Feature by: Jean Hill

This is a husband and wife led culinary adventure where we were  guided through authentic recipes from several Italian regions: The couple came from the foodie city of Turin. Valentina is the chef, and Fabrizio is front of house. The setting is classically simple. The welcome was very warm indeed.

Frangipane cake

The antipasti included Buffalo mozzarella stuffed with roasted peppers. Off to a flying start with a traditional Piedmont anchovies sauce to perfectly complement the richness and creaminess of the mozzarella.

The next dish was unique in my experience. It was salted cod black arancini, asparagus mayonnaise and battered (in batter) sage leaves. Arancini would normally be a rice based dish. This was a wonderfully creative  take on a classic. The salted cod, was soaked in milk, to remove any saltiness and create a moist depth of flavour that was a gentler version of  unmistakable cod. The asparagus mayonnaise was ripe with that nutty taste, with a sheen of smoothness.
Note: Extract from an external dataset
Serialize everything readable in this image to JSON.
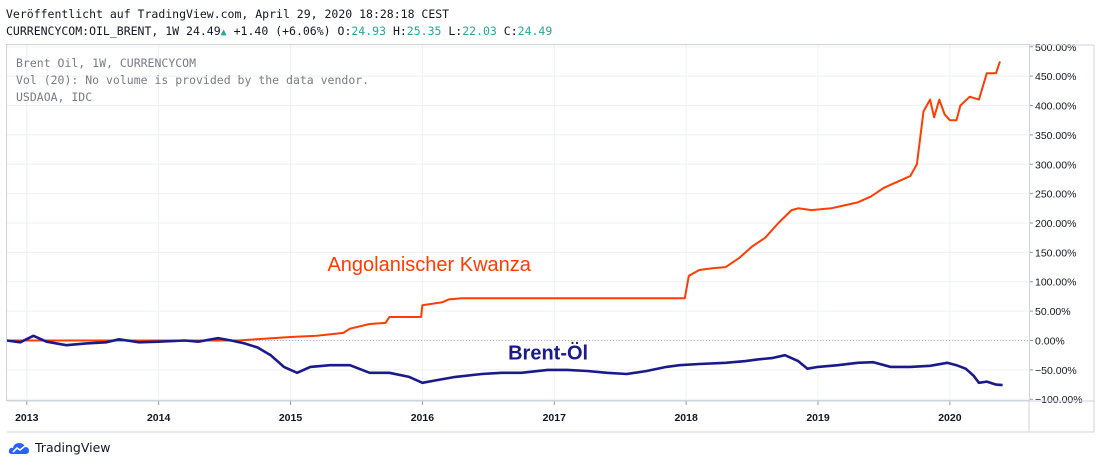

One of Valentina’s speciality, signature dish is risotto. She used Carnaroli rice, and added courgettes, Burrata and caviar for this version. Burrata is a soft creamy mozzarella, renowned in Apulia that adds the crucial creaminess to this dish. The caviar was an inspired choice too, just to add a little kick to the dish.

The ravioli was a wonder of lightness (freshly made pasta has a softer, lighter, fluffier bite). Mortadella is finely ground heat-cured pork with a good strong flavour. Pistachios and pecorino sauce added a little ‘spice’ to the dish.

The lemon and almond frangipane with basil flavoured cream was a great combination. Basil is an essential herb, so all-round useful. Reminds me of the frangipane cakes my mother used to bake with oodles of almonds in the mix.

The Bunét dessert is an absolute classic. I found it in my ‘Culinaria Italy’ It comprises egg yolks, sugar, cocoa powder, crushed Amaretti, milk and traditionally a small glass of rum. It is cooked in a bain-marie (in a mould, placed in water in the oven), so a very slow gentle bake. It tastes divine. It retains such a moist, spongy consistency with a great kick of flavour. You probably need to serve this with Amaretti biscuits (as in this restaurant).

Fabrizio is proud of his wine list, with good reason. I sampled Ruche DOCG ‘Na Vota’ Cantine Sant Agata (2018) which I loved, smooth and somehow tastes of summer in the Italian countryside, enriched with ripened fruit.

We walked back through Chester, gazing at a clear navy-blue sky and a glowing crescent moon. Thinking how lucky are we to live nearby in Wirral and have such great restaurants and the river and seascape views. We had a great evening, met a lovely couple of restauranteurs, who ‘walked’ us through some regional dishes from a country with great culinary history. Totally recommend this one.